Material choices – cable, containment, termination hardware
Copper grade. Cat 5e remains the cheapest, Cat 6A F/UTP sits about 15 % higher, and Cat 8 can double raw cable cost – though it tends to be short in-row runs. Include shielded connectors, earth bars and larger trunking if you step up to STP. See Shielded vs Unshielded – When & Why for guidance.
Fibre class. OM4 tight-buffer pigtail trunks command roughly 30 % more than OM3; single-mode OS2 can be cheaper than OM5 thanks to hyperscale demand. Remember to add splice trays, pigtails and heat-shrink cradles.

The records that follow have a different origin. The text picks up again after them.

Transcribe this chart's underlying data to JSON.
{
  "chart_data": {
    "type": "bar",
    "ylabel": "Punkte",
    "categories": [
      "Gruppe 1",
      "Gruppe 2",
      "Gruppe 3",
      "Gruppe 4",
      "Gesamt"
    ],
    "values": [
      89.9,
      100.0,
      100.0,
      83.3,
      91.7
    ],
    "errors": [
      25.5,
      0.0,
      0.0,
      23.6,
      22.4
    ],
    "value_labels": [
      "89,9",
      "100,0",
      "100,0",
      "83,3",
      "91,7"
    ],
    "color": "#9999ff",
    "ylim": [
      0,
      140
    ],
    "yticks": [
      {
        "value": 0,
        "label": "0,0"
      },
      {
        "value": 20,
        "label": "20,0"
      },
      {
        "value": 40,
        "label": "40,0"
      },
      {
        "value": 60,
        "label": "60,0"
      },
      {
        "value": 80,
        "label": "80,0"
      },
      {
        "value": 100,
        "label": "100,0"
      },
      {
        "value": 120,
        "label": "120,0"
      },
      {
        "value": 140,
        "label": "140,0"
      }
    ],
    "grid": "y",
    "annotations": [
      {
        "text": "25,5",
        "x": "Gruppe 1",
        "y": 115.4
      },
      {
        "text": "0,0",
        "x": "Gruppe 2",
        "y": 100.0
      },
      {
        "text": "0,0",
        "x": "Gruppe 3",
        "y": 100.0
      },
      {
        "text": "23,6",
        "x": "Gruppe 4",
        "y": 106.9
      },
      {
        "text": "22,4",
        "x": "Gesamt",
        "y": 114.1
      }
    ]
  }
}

Containment system. Steel trunking costs more than basket, and aluminium ladder adds premium if ceiling height forces long “hanging” drops. Fire-rated riser sleeves, intumescent pillows and cabling fire-safety seals can add £8-£12 per metre of penetration.
Patch panels and racks. High-density angled panels reduce cabinet count but raise part price. A tidy, labelled cabinet still pays dividends; if you skimp now, expect to call us for a Data Cabinet Tidy later.
Labour and programme – time is literally money
Installation rates. A skilled copper crew averages 35-40 terminations per engineer per day in an unoccupied shell; live workplaces drop to 18-22 as we work round staff and noise restrictions.
Shift premiums. Out-of-hours work in the City carries 1.5× to 2× labour multiplier. If you need nights, budget early; flipping at the last minute is a sure-fire budget buster.
Access logistics. Tight service lifts, security escorts and tool X-ray add hidden hours. One Canary Wharf tower charges a £150 booking fee per trolley delivery window – trivial on day one, expensive over 30 nights.
Specialised skills. Fusion splicing fibre and certifying Cat 8 require higher day rates and, occasionally, subcontractor travel cost. ACCL maintains cross-skilled teams, yet we still allocate a premium slot for Tier-2 OTDR technicians.
Compliance, testing and documentation – the unseen but non-negotiable slice
Field testing. Each copper link needs a Level Va signature; each fibre link demands bidirectional loss and length, plus OTDR for backbone. Tester rental, calibration certificates and engineer time typically equal 5-8 % of project cost.
Standards documentation. BICSI and ISO baselines insist on as-built schematics, labelled floorplans and test-result PDFs. Collating and QA-checking those files can consume the same hours as a small squad on the tools for a day. Skimp here and your manufacturer warranty – think 25 years of peace-of-mind – will not be issued.
Health & safety. RAMS, CDM paperwork and site supervision count as head office overhead in many quotes. Occupied premises may also require DBS checks, asbestos awareness and access cards.
Ancillary and lifecycle costs – often overlooked, always real
Permits and landlord approvals. Some estate managers charge a licence-to-alter or insist on third-party oversight for penetrations. Factor consultation fees early to avoid project pauses.
Waste disposal. Copper arisings have scrap value, but packaging, old trunking and pulled legacy cables incur skip hire and WEEE transfer notes. Choosing environmentally accredited cabling partners can claw back compliance time.
Post-install tidy-up. Under-desk cable furniture, Velcro wraps and desk-through glands run £18-£25 per position – but they save callouts under “my laptop cable got kicked out”. Consider ACCL’s Under-Desk Cable Management Services as an inclusion rather than a remedial.
Commissioning support. IT teams often need an engineer on standby when they light the new core at 02:00. One night of cover is cheaper in the tender than an emergency call-out later.
Contingency, inflation and value engineering
Contingency. For new shell-and-core builds we budget 5 %. Live refurbs with unknown voids call for 10 %. Document what the pot can and cannot be spent on to prevent leak-off into wish-list items.
Inflation. Copper and PVC pricing can move 3-5 % in a single quarter. Lock cable prices with the distributor or agree an escalation clause with a transparent index (e.g., LME copper).
Value-engineering that works. Dropping from Cat 6A to Cat 6 rarely saves more than 6 % yet can halve future headroom. Smarter trade-offs include switching to basket tray over ladder, opting for pre-terminated 24-core fibre (faster labour), or moving Wi-Fi APs to soffit-mount so you save floor-box drops.